Burnett worked as a representative from Kentucky for the provisional Confederate congress from Nov. 18, 1861, until Feb. 17, 1862, when he was elected a Confederate senator. He died in 1866.

1980: Abscam fallout

Michael J. “Ozzie” Myers, D-Pa., who was convicted of bribery, conspiracy and Travel Act violations, was expelled in a 376-30 vote on Oct. 2, 1980.

Myers was caught in the Abscam sting operation — short for “Arab Scam” — where he, along with other House lawmakers and a senator, were convicted after taking cash bribes from FBI agents posing as Arab sheiks.

Myers took a $50,000 bribe and promised a representative of the sheiks to introduce bills in Congress to help the sheiks stay in the U.S. He was convicted in federal court in August of 1980 of conspiracy, bribery and violations of the Travel Act.

The House Committee on Standards of Official Conduct found that Myers was “sincere in his belief that he was dealing with persons willing to pay for his influence as a Representative, that he took money in return for promising to use that influence on their behalf and that he thereby acted corruptly, in violation of law, and in total disregard of his duties and obligations.”

While Myers was expelled, others convicted in the sting either resigned or lost reelection.

2002: Traficant is beamed up

Rep. James A. Traficant, D-Ohio, was expelled on July 22, 2002, on a 420-1 vote. This followed his conviction in April 2002 on several charges, including conspiracy to commit bribery, illegal gratuities, racketeering, obstruction of justice and lying on tax returns.

Traficant directed his congressional staff to do work on his farm and boat on official time. He also engaged in business favors for construction contractors so they would improve his farm.

The day he was expelled, Traficant gave a meandering, impassioned speech railing against his prosecution.
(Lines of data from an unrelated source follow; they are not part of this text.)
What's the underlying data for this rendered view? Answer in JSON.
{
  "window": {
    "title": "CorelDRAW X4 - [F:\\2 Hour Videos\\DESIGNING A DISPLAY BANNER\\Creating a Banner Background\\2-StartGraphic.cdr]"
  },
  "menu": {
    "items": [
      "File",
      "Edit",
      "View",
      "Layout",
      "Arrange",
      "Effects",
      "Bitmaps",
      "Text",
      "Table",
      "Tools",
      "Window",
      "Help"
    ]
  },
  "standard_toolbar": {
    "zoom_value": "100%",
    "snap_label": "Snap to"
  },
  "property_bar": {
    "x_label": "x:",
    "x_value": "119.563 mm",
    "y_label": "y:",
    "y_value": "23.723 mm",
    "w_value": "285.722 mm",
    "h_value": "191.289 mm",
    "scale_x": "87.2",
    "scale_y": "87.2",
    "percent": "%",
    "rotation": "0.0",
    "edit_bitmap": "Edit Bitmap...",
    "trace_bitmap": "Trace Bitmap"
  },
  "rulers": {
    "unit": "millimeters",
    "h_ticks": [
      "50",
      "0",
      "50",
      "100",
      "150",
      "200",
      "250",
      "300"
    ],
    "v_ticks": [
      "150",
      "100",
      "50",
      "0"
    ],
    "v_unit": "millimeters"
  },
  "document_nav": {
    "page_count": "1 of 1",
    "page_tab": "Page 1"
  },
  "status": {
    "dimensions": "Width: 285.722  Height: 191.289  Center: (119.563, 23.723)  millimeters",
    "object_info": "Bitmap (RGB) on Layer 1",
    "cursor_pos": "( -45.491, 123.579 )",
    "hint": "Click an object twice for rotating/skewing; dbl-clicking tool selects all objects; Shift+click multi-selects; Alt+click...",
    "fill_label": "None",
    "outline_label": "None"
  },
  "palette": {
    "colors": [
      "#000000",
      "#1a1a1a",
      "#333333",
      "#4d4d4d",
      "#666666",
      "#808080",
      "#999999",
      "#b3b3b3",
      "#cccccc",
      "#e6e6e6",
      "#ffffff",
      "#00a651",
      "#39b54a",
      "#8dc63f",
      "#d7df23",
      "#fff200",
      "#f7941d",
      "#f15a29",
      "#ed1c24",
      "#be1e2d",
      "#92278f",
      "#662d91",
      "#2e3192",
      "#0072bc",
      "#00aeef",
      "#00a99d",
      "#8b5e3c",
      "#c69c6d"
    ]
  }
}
At times, he had to be reminded by the chair to not use “profanity or indecent language.”

Easily recognized on the floor by his grey toupee and often seen yelling “Beam me up!” borrowing a phrase from the TV series “Star Trek.” Traficant projected irrational confidence in his last speech to the House, saying he was running as an Independent, cautioning listeners: “Don’t be surprised if I don’t win behind bars.”

Traficant struck a defiant tone, saying “they couldn’t find one citizen to say Jim Traficant bought a pencil for cash. Now look, if you drink five gallons of Gatorade, you’re going to expend five gallons of Gatorade somewhere in one of these restrooms. You know what you have before you? We’re getting to the point where a RICO case is going to be brought against a group of housewives for conspiring to buy Kellogg’s cereal.”